Healthy Secret #2: Divorce affects whether you’ll be cared for later. Divorces, widowhood and remarriage change the likelihood that your children will be involved in your twilight years. “It’s not the divorce itself that affects the quality of the parent-child relationship,” says Adam Davey, a gerontologist at Temple University in Philadelphia. “It’s what happens afterwards, such as geographical separation.” He found that marital disruptions earlier in a child’s life are less detrimental. Whether or not you’re divorced, staying geographically close to your kids may increase feelings of support and happiness as you get older. Though you may not have total control when it comes to this research about healthy aging, you can stay young by giving and getting support from close friends or other relatives.

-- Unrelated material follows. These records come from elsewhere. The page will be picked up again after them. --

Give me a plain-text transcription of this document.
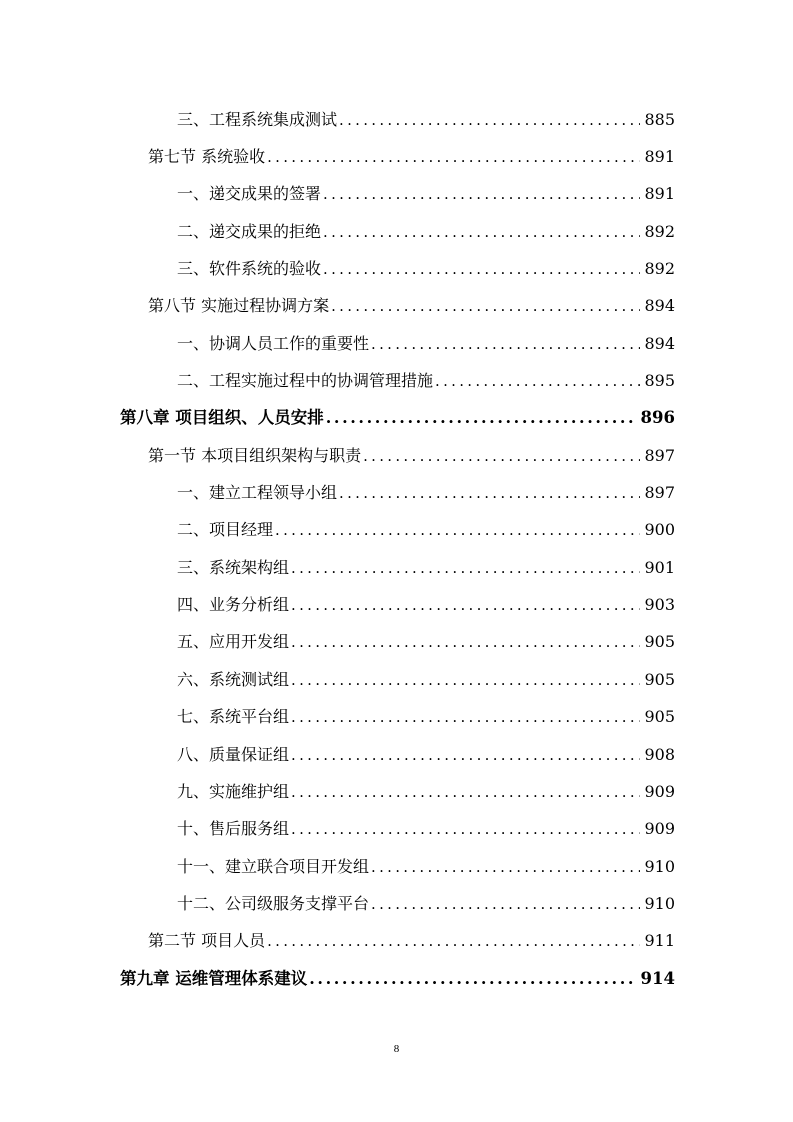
三、工程系统集成测试 .....	885
第七节 系统验收 .....	891
一、递交成果的签署 .....	891
二、递交成果的拒绝 .....	892
三、软件系统的验收 .....	892
第八节 实施过程协调方案 .....	894
一、协调人员工作的重要性 .....	894
二、工程实施过程中的协调管理措施 .....	895
第八章 项目组织、人员安排 .....	896
第一节 本项目组织架构与职责 .....	897
一、建立工程领导小组 .....	897
二、项目经理 .....	900
三、系统架构组 .....	901
四、业务分析组 .....	903
五、应用开发组 .....	905
六、系统测试组 .....	905
七、系统平台组 .....	905
八、质量保证组 .....	908
九、实施维护组 .....	909
十、售后服务组 .....	909
十一、建立联合项目开发组 .....	910
十二、公司级服务支撑平台 .....	910
第二节 项目人员 .....	911
第九章 运维管理体系建议 .....	914
8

Healthy Aging Secret #3: Well-being is U-shaped over a typical lifespan. “A typical individual’s happiness reaches its minimum - on both sides of the Atlantic and for both males and females - in middle age,” say University of Warwick researchers David Blanchflower and Andrew Oswald. People are generally most happy towards the beginning and end of their lives; the probability of depression peeks at around age 40 for women and age 50 for men. Why? The exact reason is unknown, but these researchers speculate that people learn to accept their strengths and weaknesses as they get older. According to this recent discovery about successful aging, if you want to stay young you may want to focus on the natural happiness that approaches with age.

Healthy Aging Secret #4: Older people are happier and calmer. Sociology professors Catherine Ross and John Mirowsky (from the University of Texas at Austin) evaluated 1,450 responses to a General Social Survey conducted by the National Opinion Research Center. Ross and Mirowsky found that successful aging is connected to passive, positive emotions - such as contentment and ease. “Emotions that are both active and negative, such as anxiety and anger, are especially unlikely among the elderly,” says Ross.

Starting at age 60, men report more positive, active emotions than women. Men and women of all ages who have higher income and education levels experience “significantly more positive emotions” than those with lower income and education levels. Here’s how to stay young: focus on your positive emotions, not the negative ones.

Healthy Aging Secrets From Scientific Research

This is an anonymous quotation that I picked up at ThinkExist.com. I don’t know if a strong woman in history said it, but I like it:

“At the age of 20, we don’t care what the world thinks of us; at 30, we worry about what it is thinking of us; at 40, we discover that it wasn’t thinking of us at all.”

We can relax in the knowledge that the world may not be thinking of us as much as we suspect…which leaves us free to be as real as we please! As we get older, we’re more liberated from the opinions and expectations of others, which keeps us young and vibrant.